When Tolani met the Hon. Dennis Shedd ’75 at a scholarship dinner, Tolani asked, “What can I do to thank Wofford?” Shedd told Tolani his own personal story of how President Joe Lesesne found the money for him to go to law school.

Shedd, who later helped Tolani resolve his immigration issues, encouraged him to look for opportunities to pay it forward. The dean of the college at the time, Dr. Dan Maultsby ’61, did the same.

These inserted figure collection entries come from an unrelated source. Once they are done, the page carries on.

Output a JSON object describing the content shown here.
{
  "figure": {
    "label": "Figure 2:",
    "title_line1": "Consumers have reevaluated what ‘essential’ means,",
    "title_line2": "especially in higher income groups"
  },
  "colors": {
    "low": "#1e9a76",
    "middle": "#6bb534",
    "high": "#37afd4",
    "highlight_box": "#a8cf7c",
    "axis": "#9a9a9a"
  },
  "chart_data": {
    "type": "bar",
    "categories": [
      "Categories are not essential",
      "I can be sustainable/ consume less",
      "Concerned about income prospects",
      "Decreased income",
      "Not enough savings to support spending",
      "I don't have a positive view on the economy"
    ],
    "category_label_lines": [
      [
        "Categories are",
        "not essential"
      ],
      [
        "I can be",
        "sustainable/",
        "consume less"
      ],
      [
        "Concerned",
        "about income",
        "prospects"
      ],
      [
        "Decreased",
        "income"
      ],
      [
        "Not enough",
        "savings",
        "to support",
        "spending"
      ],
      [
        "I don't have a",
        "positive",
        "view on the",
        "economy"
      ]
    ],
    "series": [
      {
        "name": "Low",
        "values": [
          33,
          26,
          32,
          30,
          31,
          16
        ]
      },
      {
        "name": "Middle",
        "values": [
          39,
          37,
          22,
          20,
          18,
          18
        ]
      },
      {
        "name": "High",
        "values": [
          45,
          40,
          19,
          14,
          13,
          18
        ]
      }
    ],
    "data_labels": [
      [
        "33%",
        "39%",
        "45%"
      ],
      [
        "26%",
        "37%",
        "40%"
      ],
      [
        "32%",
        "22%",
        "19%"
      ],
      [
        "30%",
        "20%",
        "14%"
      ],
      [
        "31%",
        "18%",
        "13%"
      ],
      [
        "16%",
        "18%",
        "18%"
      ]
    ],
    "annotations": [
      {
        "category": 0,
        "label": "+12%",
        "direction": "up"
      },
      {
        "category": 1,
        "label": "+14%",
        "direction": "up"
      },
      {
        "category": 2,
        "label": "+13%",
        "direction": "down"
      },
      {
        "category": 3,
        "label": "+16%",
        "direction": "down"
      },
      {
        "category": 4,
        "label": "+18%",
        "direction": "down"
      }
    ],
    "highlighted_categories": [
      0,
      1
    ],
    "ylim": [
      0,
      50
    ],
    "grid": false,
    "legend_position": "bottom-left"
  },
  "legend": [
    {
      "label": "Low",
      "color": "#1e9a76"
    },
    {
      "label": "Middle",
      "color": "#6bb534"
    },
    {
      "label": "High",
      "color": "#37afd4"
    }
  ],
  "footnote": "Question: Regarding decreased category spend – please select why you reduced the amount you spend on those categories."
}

“My junior year I decided that I was no longer going into computer science. I wanted to be a doctor instead, so I loaded up on classes. Dean Maultsby called me into his office and told me I was taking too many courses. He suggested I take some over the summer. I said, ‘Dean Maultsby, I can’t afford summer school.’ He said, ‘Hitesh, since when have we made you pay for classes?’ When I moved into my room at the start of summer school, there was my organic chemistry book with a note that said, ‘Good luck. Do well. Dean Maultsby.’ How do I ever say thank you enough?” says Tolani.

Wofford folks who remember Tolani also know that there is so much more to the story, some of which he shares in “Deportation to Innovation: How Life’s Unchosen Paths Prepared CEO Hitesh Tolani for a Life of Entrepreneurship,” on the MassChallenge website.